To combat abuse, the child welfare department in Abuja updated its policy to require families to foster children for three months before adoption can be certified, acting director of the department Idris Yahaya told CT.
Emeagwali has submitted proposals to the child welfare department in Abuja for vetting families more effectively and hiring more social workers to visit adoptive families, but the Nigerian government hasn’t moved forward yet with these reforms.
Emeagwali said she hopes churches will get more involved in adoption by organizing seminars where adoptive parents can help others learn through their successes and failures.

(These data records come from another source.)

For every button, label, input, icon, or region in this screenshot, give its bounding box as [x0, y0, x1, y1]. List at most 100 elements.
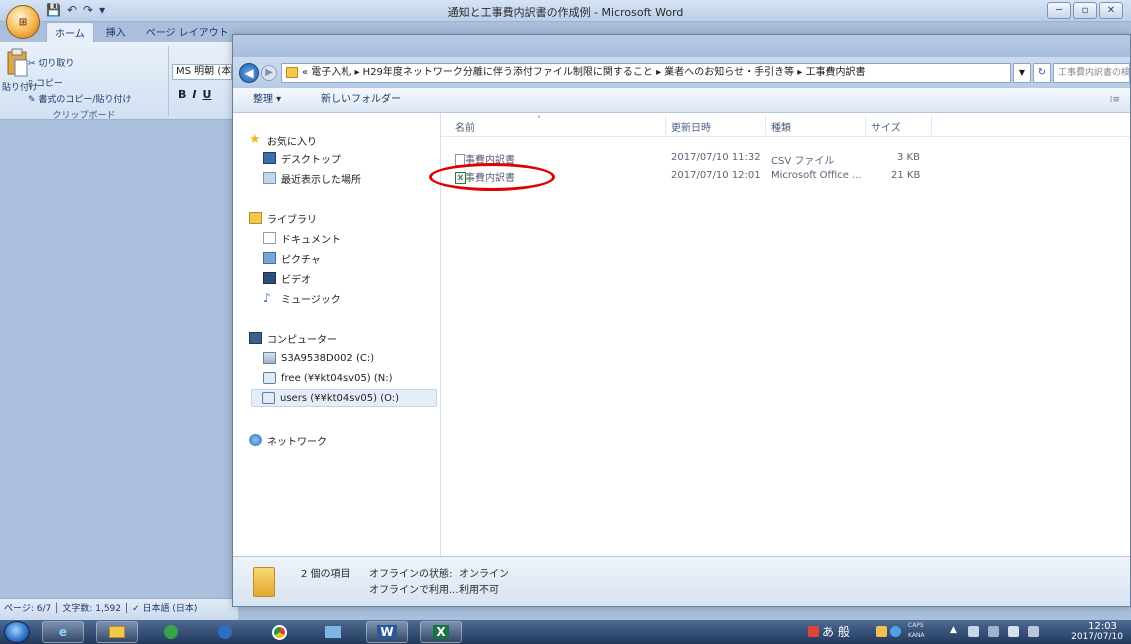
- caps-indicator: CAPS: [908, 622, 924, 629]
- display-icon[interactable]: [1008, 626, 1019, 637]
- format-buttons: B I U: [178, 88, 211, 101]
- library-icon: [249, 212, 262, 224]
- column-header-type[interactable]: 種類: [771, 119, 791, 134]
- nav-drive-c[interactable]: S3A9538D002 (C:): [263, 349, 374, 367]
- column-separator[interactable]: [765, 115, 766, 135]
- taskbar: e W X あ 般 CAPS KANA ▲ 12:03 2017/07/10: [0, 620, 1131, 644]
- column-separator[interactable]: [665, 115, 666, 135]
- minimize-button[interactable]: ─: [1047, 2, 1071, 19]
- offline-availability-value: 利用不可: [459, 585, 499, 596]
- file-modified: 2017/07/10 11:32: [671, 152, 761, 163]
- sort-indicator-icon: ˄: [537, 115, 541, 124]
- offline-availability-label: オフラインで利用...: [369, 585, 459, 596]
- forward-button[interactable]: ▶: [261, 65, 277, 81]
- column-headers: 名前 ˄ 更新日時 種類 サイズ: [441, 113, 1130, 137]
- chrome-icon[interactable]: [258, 621, 300, 643]
- tab-home[interactable]: ホーム: [46, 22, 94, 42]
- file-row[interactable]: 工事費内訳書 2017/07/10 11:32 CSV ファイル 3 KB: [441, 149, 1130, 167]
- offline-status-value: オンライン: [459, 569, 509, 580]
- internet-explorer-icon[interactable]: e: [42, 621, 84, 643]
- nav-videos[interactable]: ビデオ: [263, 269, 311, 287]
- word-taskbar-button[interactable]: W: [366, 621, 408, 643]
- folder-icon[interactable]: [96, 621, 138, 643]
- font-name-select[interactable]: MS 明朝 (本: [172, 64, 232, 80]
- nav-recent[interactable]: 最近表示した場所: [263, 169, 361, 187]
- breadcrumb-path: « 電子入札 ▸ H29年度ネットワーク分離に伴う添付ファイル制限に関すること …: [302, 67, 866, 78]
- breadcrumb[interactable]: « 電子入札 ▸ H29年度ネットワーク分離に伴う添付ファイル制限に関すること …: [281, 63, 1011, 83]
- details-pane: 2 個の項目 オフラインの状態: オンライン オフラインで利用... 利用不可: [233, 556, 1130, 606]
- window-title: 通知と工事費内訳書の作成例 - Microsoft Word: [447, 6, 684, 19]
- ime-mode[interactable]: あ 般: [822, 623, 850, 640]
- clock-time[interactable]: 12:03: [1088, 621, 1117, 632]
- desktop-icon: [263, 152, 276, 164]
- window-controls: ─ ▫ ✕: [1047, 2, 1123, 19]
- paste-icon[interactable]: [6, 48, 28, 78]
- nav-favorites[interactable]: ★ お気に入り: [249, 131, 317, 149]
- column-header-modified[interactable]: 更新日時: [671, 119, 711, 134]
- network-drive-icon: [263, 372, 276, 384]
- ribbon-tabs: ホーム 挿入 ページ レイアウト: [46, 22, 237, 42]
- recent-places-icon: [263, 172, 276, 184]
- nav-network[interactable]: ネットワーク: [249, 431, 327, 449]
- ime-icon[interactable]: [808, 626, 819, 637]
- folder-icon: [286, 67, 298, 78]
- action-center-icon[interactable]: [968, 626, 979, 637]
- file-list-pane: 名前 ˄ 更新日時 種類 サイズ 工事費内訳書 2017/07/10 11:32…: [429, 113, 1130, 556]
- view-options-button[interactable]: ⁞≡: [1110, 88, 1120, 112]
- scissors-icon: ✂: [28, 59, 39, 69]
- star-icon: ★: [249, 132, 261, 147]
- file-type: Microsoft Office ...: [771, 170, 862, 181]
- kana-indicator: KANA: [908, 632, 925, 639]
- new-folder-button[interactable]: 新しいフォルダー: [321, 88, 401, 112]
- organize-button[interactable]: 整理 ▾: [253, 88, 281, 112]
- nav-documents[interactable]: ドキュメント: [263, 229, 341, 247]
- nav-pictures[interactable]: ピクチャ: [263, 249, 321, 267]
- column-header-name[interactable]: 名前: [455, 119, 475, 134]
- clock-date[interactable]: 2017/07/10: [1071, 632, 1123, 642]
- nav-desktop[interactable]: デスクトップ: [263, 149, 341, 167]
- excel-taskbar-button[interactable]: X: [420, 621, 462, 643]
- app-icon[interactable]: [150, 621, 192, 643]
- column-header-size[interactable]: サイズ: [871, 119, 901, 134]
- nav-drive-n[interactable]: free (¥¥kt04sv05) (N:): [263, 369, 393, 387]
- computer-icon: [249, 332, 262, 344]
- videos-icon: [263, 272, 276, 284]
- format-painter-button[interactable]: ✎ 書式のコピー/貼り付け: [28, 92, 131, 105]
- bold-button[interactable]: B: [178, 88, 186, 101]
- tab-page-layout[interactable]: ページ レイアウト: [138, 22, 237, 42]
- cut-button[interactable]: ✂ 切り取り: [28, 56, 74, 69]
- file-size: 3 KB: [897, 152, 920, 163]
- drive-icon: [263, 352, 276, 364]
- network-icon[interactable]: [988, 626, 999, 637]
- show-hidden-icons-icon[interactable]: ▲: [950, 625, 957, 635]
- file-type: CSV ファイル: [771, 156, 835, 167]
- highlight-circle-annotation: [429, 163, 555, 191]
- nav-computer[interactable]: コンピューター: [249, 329, 337, 347]
- italic-button[interactable]: I: [192, 88, 196, 101]
- maximize-button[interactable]: ▫: [1073, 2, 1097, 19]
- address-dropdown-button[interactable]: ▼: [1013, 63, 1031, 83]
- close-button[interactable]: ✕: [1099, 2, 1123, 19]
- folder-icon: [253, 567, 275, 597]
- nav-drive-o[interactable]: users (¥¥kt04sv05) (O:): [251, 389, 437, 407]
- refresh-button[interactable]: ↻: [1033, 63, 1051, 83]
- app-icon[interactable]: [312, 621, 354, 643]
- word-status-bar: ページ: 6/7 │ 文字数: 1,592 │ ✓ 日本語 (日本): [0, 598, 238, 620]
- start-button[interactable]: [4, 621, 30, 643]
- tab-insert[interactable]: 挿入: [98, 22, 134, 42]
- help-icon[interactable]: [890, 626, 901, 637]
- nav-libraries[interactable]: ライブラリ: [249, 209, 317, 227]
- nav-music[interactable]: ♪ ミュージック: [263, 289, 341, 307]
- search-input[interactable]: 工事費内訳書の検索: [1053, 63, 1130, 83]
- back-button[interactable]: ◀: [239, 63, 259, 83]
- tray-app-icon[interactable]: [876, 626, 887, 637]
- command-bar: 整理 ▾ 新しいフォルダー ⁞≡: [233, 87, 1130, 113]
- app-icon[interactable]: [204, 621, 246, 643]
- office-button[interactable]: ⊞: [6, 5, 40, 39]
- column-separator[interactable]: [865, 115, 866, 135]
- word-titlebar: 💾 ↶ ↷ ▾ 通知と工事費内訳書の作成例 - Microsoft Word ─…: [0, 0, 1131, 22]
- volume-icon[interactable]: [1028, 626, 1039, 637]
- copy-button[interactable]: ▯ コピー: [28, 76, 63, 89]
- column-separator[interactable]: [931, 115, 932, 135]
- underline-button[interactable]: U: [202, 88, 211, 101]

“By this way, we can weed out bad adoptions and make every adoption story a success,” she said.
The baby Emeagwali found under a bridge in 2018 became one of her success stories. The little girl tested positive for HIV at the hospital the next morning. Still, doctors remained optimistic about her recovery. With diligent care—sterilized bottles, safe feeding, and medication—her HIV status turned negative within months. Emeagwali said a vetted Christian family adopted the child on the weekend of her first birthday.
“Adoption is beautiful when done for the right reasons but devastating when done for the wrong reasons,” Emeagwali said.
“But as long as [the children] are with me,” she added, “they will have a home.”